Monday, March 16, 2009

March 4, 1999

We finished shearing at noon on the Sunday of Valentine's Day. After the last bales were unloaded at the wool house, I drove up to the Mertzon place for a nap. I parked on the schoolyard side of the property to keep the trailer from being out in the street. South winds had blown so hard in the night that a pasteboard box had rolled over the school's chain link fence. It was the exact size of the boxes Miss Greengoss used to have to hold Valentines for her fifth grade class.

Being inside the pickup out of the wind felt so good, I just sat and stared at the boxtop flapping in the mighty gusts of wind. Miss Greengoss covered the Valentine boxes in green and red crepe paper, or she did the three parties I attended in her room. Mother helped her every year as she took being room mother mighty serious. She was a good sport about my delayed passage, but she did get testy at PTA programs if one of the women asked her after the fifth grade performed if her son wasn't awful big for his age.

Even sitting there under the oak trees next to the old playground, I wasn't able to bring back all those beautiful girls passing through the room each year. Valentines couldn't be forwarded like e-mail can be today. I tried to join freshman class society by having a second drop a card in the box for a girl I had a crush on, but a big showoff of a tattletale I'd known in the first grade told the principal, Mr. Glasscock.

Mr. Glasscock was so offended by the mere suggestion of a violation of class lines, he threatened to audit every Valentine box in school. In later life I was to run into several carbon copies of Mr. Glasscock. Some were called "Dean Slide Rule Smith" and others "High Pockets Jones" behind their backs. Took us each less than a minute to find out we despised each other. It would have been all right with me if we could have cut the time in half.

Kids driving by in sports cars playing the booming beat of jungle music on the radios knocked me from my reverie. On Monday following Valentines Day, I shopped in Angelo to replenish the groceries from the sheep work. I avoid the grocery stores that attract all the produce pirates in town. I don't like to be around people wearing sweaty gym clothes, stuffing their mouths with grapes, and dropping toothpicks from the food samples in the aisles.

The fashion editor forĀ Modern Maturity Magazine, which I follow so faithfully, reported gentlemen were beginning to wear French cuffs and monogrammed shirts again. The only thing French around the Angelo stores is the baguettes of bread, or perhaps a slouchy kid standing out front blowing cigarette smoke through his nostrils. For monograms, all I've seen anywhere were logos written on tee shirts, ranging from common vulgarities to cliches bad enough to make an advertising editor for a radio station sick.

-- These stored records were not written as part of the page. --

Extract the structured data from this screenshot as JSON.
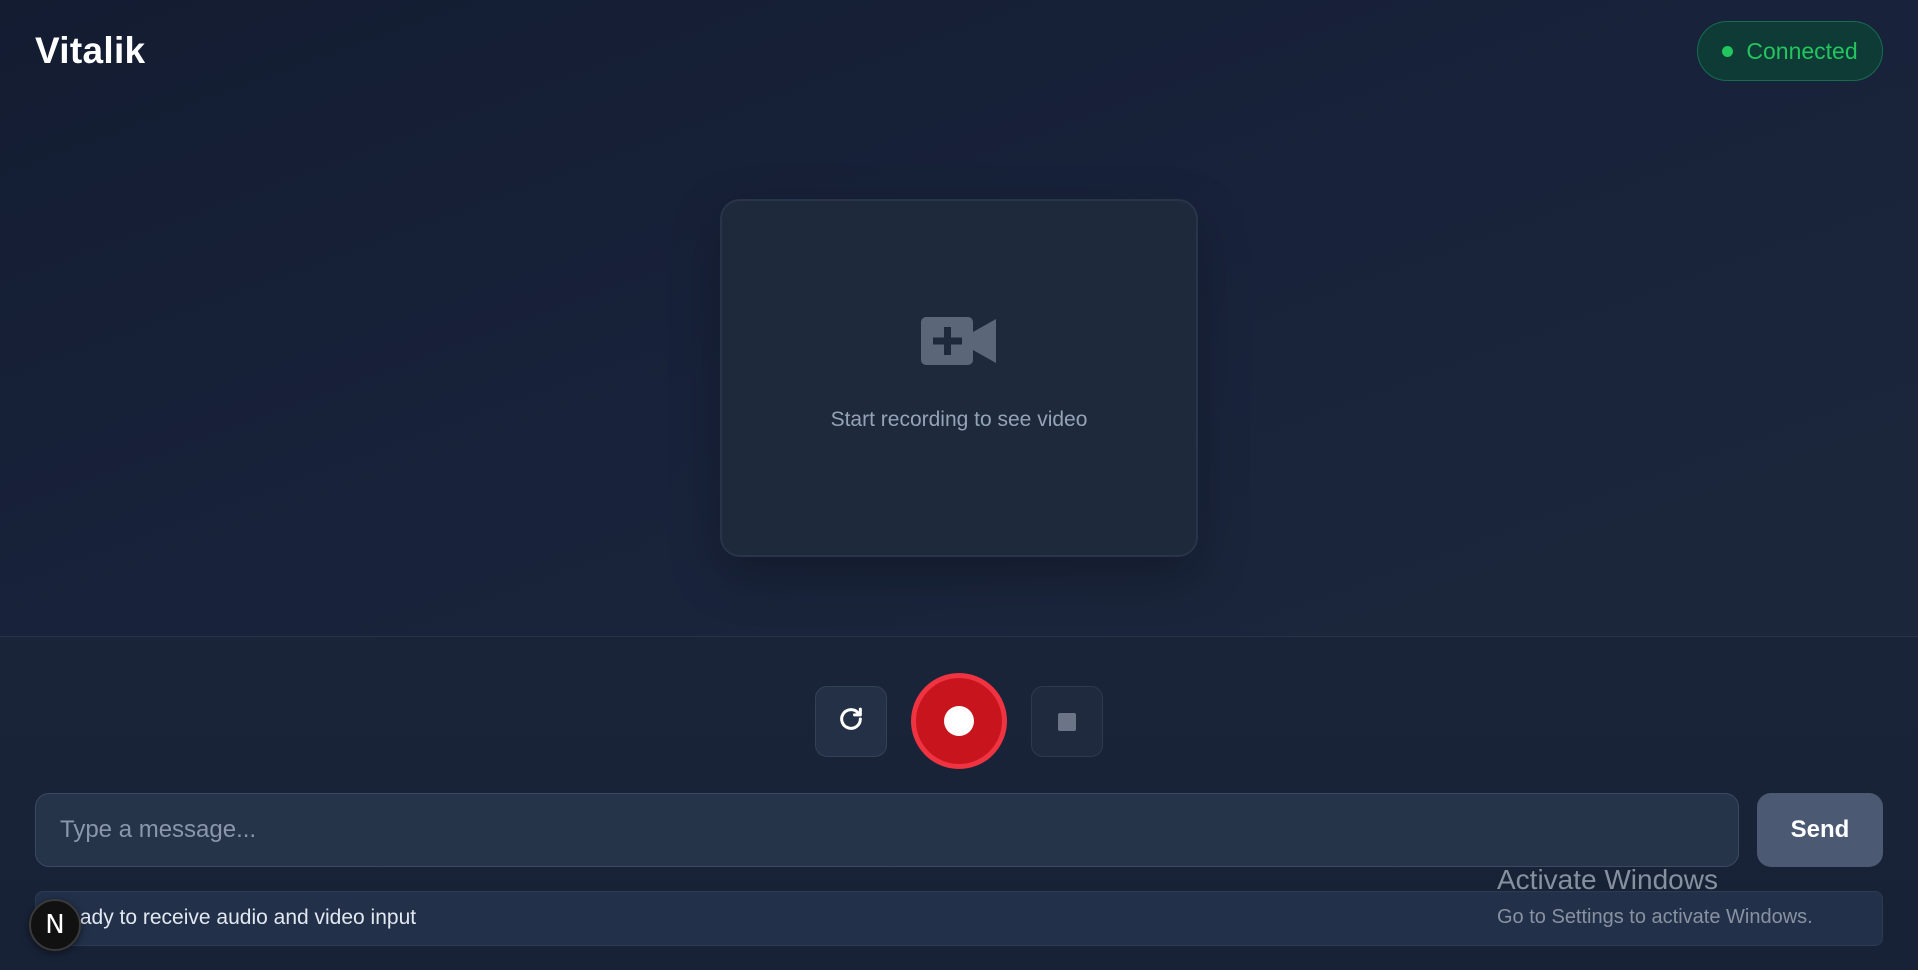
{
  "header": {
    "title": "Vitalik",
    "connection_status": "Connected",
    "status_color": "#22c55e"
  },
  "video": {
    "icon": "video-plus-icon",
    "placeholder": "Start recording to see video"
  },
  "controls": {
    "refresh_icon": "refresh-icon",
    "record_icon": "record-icon",
    "stop_icon": "stop-icon",
    "record_color": "#dc2626"
  },
  "composer": {
    "placeholder": "Type a message...",
    "value": "",
    "send_label": "Send"
  },
  "status_bar": {
    "message": "Ready to receive audio and video input"
  },
  "dev_badge": {
    "label": "N"
  },
  "watermark": {
    "title": "Activate Windows",
    "subtitle": "Go to Settings to activate Windows."
  }
}
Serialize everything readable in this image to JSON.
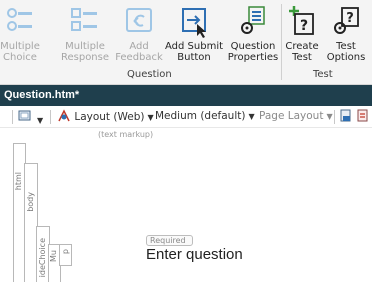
{
  "ribbon": {
    "buttons": [
      {
        "id": "multiple-choice",
        "label": "Multiple\nChoice",
        "icon": "multiple-choice-icon",
        "enabled": false
      },
      {
        "id": "multiple-response",
        "label": "Multiple\nResponse",
        "icon": "multiple-response-icon",
        "enabled": false
      },
      {
        "id": "add-feedback",
        "label": "Add\nFeedback",
        "icon": "add-feedback-icon",
        "enabled": false
      },
      {
        "id": "add-submit-button",
        "label": "Add Submit\nButton",
        "icon": "add-submit-icon",
        "enabled": true
      },
      {
        "id": "question-properties",
        "label": "Question\nProperties",
        "icon": "question-properties-icon",
        "enabled": true
      },
      {
        "id": "create-test",
        "label": "Create\nTest",
        "icon": "create-test-icon",
        "enabled": true
      },
      {
        "id": "test-options",
        "label": "Test\nOptions",
        "icon": "test-options-icon",
        "enabled": true
      }
    ],
    "groups": {
      "question": "Question",
      "test": "Test"
    }
  },
  "document": {
    "title": "Question.htm*"
  },
  "toolbar": {
    "layout": "Layout (Web)",
    "medium": "Medium (default)",
    "page_layout": "Page Layout"
  },
  "editor": {
    "markup_hint": "(text markup)",
    "tags": {
      "html": "html",
      "body": "body",
      "choice": "ideChoice",
      "mu": "Mu",
      "p": "p"
    },
    "required_badge": "Required",
    "question_placeholder": "Enter question"
  },
  "colors": {
    "title_bar": "#1f3f4d",
    "accent_blue": "#2e6fb3",
    "green_plus": "#3a9a3a"
  }
}
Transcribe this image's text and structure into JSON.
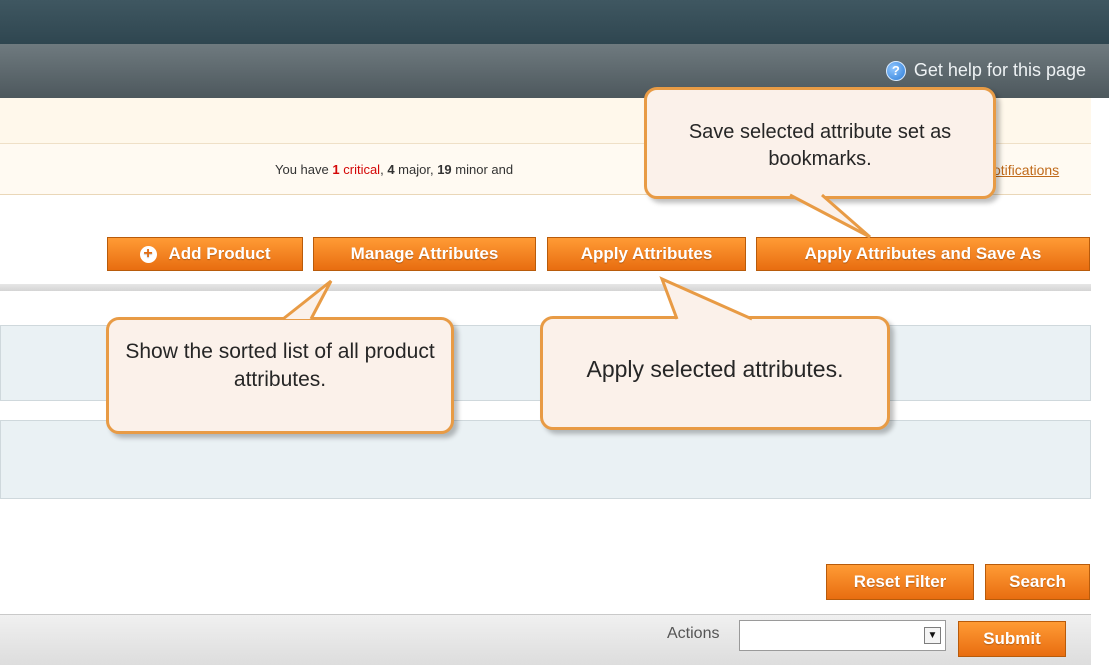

But worse news than ever hit at the store. Right behind the checkout counters, 14 carts full of Valentine candies were marked half-price. I stood stricken in utter disbelief. Here stood a long row of evidence that Valentines Day had been a complete flop in the Wool Capitol.

Perhaps Super Bowl Sunday was falling too close to Valentine's Day for couples to recover and rekindle from the strain of the football game parties. However, Super Bowl Monday is supposed to be a day of rest and peace to recover from the game. A few romances might have broken up along party lines after the big trial in Washington. As far as the kids buying Valentines, by the time they pay for gold earrings and nose bobs, they may not have the dough for a four-dollar box of candy. Only other reason for the dead market was that the warm winter had caused golf players to overspend on green fees and left them broke.

The circular in the cart snapped right back, announcing that this Monday was President's Day and to load up on Abraham Lincoln style pork and beans and the kind of beef brisket Dolly Madison cooked for the holidays. Hand it to those supermarkets; they don't shed any tears over a bad deal. Be nice if the management sprinkled chocolate candy among the grapes to keep down the thievery, but I guess the next thing to hit would be an onslaught of customers with a sweet tooth.